Revisão das carreiras de inspeção e técnico superior de saúde só a partir de 2025
Ainda sem adiantar muitos detalhes sobre a proposta do Governo, a secretária de Estado da Administração Pública voltou a comprometer-se com a atualização das carreiras ainda não revistas, tal como está previsto no acordo plurianual para a valorização da Função Pública que as federações sindicais da UGT assinaram com o anterior Governo socialista, de António Costa.
“Tivemos da parte do Governo uma proposta de reuniões tendo em conta a revisão das carreiras ainda não revistas como as de técnico superior de saúde, das inspeções, da administração hospitalar, das carreias de reinserção social. Já estava no acordo plurianual do anterior Governo e este Governo disse que iria manter”, afirmou Maria Helena Rodrigues. A dirigente sindical considera que “esta questão é relevante” e, por isso, faz “um balanço positivo” do encontro.
De acordo com o calendário apresentado ao STE, o Governo pretende, ainda este ano, rever as carreiras de oficiais de justiça e bombeiros sapadores. Para 2025, serão as de técnico superior de saúde, medicina legal e de reinserção social/reeducação a serem revistas. E, em 2026, avança a atualização das carreiras inspeção.
De recordar que, em julho, a secretária de Estado já tinha assumido que iria rever as carreiras não revistas como as de técnicos profissionais de reinserção social, polícias municipais, técnicos superiores de saúde, administradores hospitalares e de inspetores externos. Mas, entretanto, as negociações ficaram paradas.
O acordo plurianual assinado entre o anterior Governo de António Costa e as federações sindicais afetas à UGT (Fesap e STE) – a Frente Comum, da CGTP, ficou de fora – previa que a revisão dessas carreiras deveria ocorrer durante este ano para produzir efeitos em 2025. No entanto, só as carreiras de oficiais de justiça e de bombeiros sapadores devem avançar já. As restantes serão a partir do próximo ano, tal como indicou a secretária de Estado à Frente Sindical.

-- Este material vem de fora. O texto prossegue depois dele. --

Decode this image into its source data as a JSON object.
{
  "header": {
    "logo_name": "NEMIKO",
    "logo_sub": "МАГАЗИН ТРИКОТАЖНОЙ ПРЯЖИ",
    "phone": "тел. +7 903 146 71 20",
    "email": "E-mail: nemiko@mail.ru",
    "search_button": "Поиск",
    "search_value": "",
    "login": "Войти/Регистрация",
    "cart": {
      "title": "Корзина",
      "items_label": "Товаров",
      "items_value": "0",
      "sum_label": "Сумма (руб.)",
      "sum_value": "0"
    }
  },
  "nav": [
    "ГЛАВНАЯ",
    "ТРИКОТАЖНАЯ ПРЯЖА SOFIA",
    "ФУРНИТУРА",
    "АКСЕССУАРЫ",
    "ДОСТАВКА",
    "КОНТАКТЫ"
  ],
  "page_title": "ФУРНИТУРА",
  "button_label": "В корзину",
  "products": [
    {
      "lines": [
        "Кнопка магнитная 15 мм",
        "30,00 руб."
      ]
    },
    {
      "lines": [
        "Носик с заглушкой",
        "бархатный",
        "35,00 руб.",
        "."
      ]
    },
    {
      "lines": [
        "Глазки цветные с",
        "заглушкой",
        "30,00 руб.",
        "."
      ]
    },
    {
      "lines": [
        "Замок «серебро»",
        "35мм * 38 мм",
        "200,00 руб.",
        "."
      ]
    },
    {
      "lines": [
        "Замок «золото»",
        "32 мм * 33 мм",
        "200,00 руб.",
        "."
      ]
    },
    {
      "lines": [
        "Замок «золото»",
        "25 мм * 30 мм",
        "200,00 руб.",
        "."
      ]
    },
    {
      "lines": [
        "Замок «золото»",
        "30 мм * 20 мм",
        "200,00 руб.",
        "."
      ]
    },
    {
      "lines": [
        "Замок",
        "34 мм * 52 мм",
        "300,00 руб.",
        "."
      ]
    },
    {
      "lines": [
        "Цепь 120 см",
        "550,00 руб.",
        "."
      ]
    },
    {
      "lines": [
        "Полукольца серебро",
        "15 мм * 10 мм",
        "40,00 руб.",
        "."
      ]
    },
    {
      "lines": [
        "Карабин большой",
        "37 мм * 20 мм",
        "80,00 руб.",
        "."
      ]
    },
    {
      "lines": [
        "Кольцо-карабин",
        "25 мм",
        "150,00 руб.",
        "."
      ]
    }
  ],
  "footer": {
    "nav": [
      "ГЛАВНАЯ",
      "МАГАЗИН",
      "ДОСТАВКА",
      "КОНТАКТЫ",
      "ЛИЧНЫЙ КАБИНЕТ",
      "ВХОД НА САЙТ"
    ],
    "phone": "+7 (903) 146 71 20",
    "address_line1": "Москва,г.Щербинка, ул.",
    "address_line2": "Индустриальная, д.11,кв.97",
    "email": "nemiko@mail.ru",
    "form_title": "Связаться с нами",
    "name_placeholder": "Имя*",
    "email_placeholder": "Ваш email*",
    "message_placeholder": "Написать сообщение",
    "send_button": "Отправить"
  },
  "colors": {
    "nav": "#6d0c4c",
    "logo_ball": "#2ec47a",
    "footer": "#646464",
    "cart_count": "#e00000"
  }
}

Face a este atraso na revisão de algumas carreiras, cujo processo já deveria ter avançado, o líder da Fesap, José Abraão, exige maior celeridade por parte do Governo: “Não aceitamos que um conjunto de carreiras que, até agora, eram prioridade, cujas revisões já deviam ter sido feitas, como a dos técnicos superiores de saúde e como os técnicos da reinserção social, não aceitamos que se empurre para a frente, para 2025 e 2026, sem um calendário definido”.
No final do encontro, o Ministério das Finanças emitiu um comunicado, dando conta que “as propostas iniciais”, apresentadas pelo Governo, “centram-se nas carreiras não revistas que o Governo considera prioritárias para revisão ao longo da legislatura, bem como na Base Remuneratória da Administração Pública para 2025”, mas sem indicar valores concretos para os aumentos apresentados na reunião.
A tutela referiu ainda que “o Governo tem uma visão estratégica para uma Administração Pública competitiva, tendo já sido adotadas medidas com alcance estrutural e estratégico”. “Pretende-se ter uma Administração Pública motivada, competente e eficaz, com serviços públicos de excelência. Para tal, estão a ser criadas condições de atratividade com o objetivo de atrair e reter talento, defendeu.
As próximas reuniões entre as federações sindicais representativas dos trabalhadores da Administração Pública e a secretária de Estado, Marisa Garrido, estão marcadas para dias 16, 21 e 29 de outubro.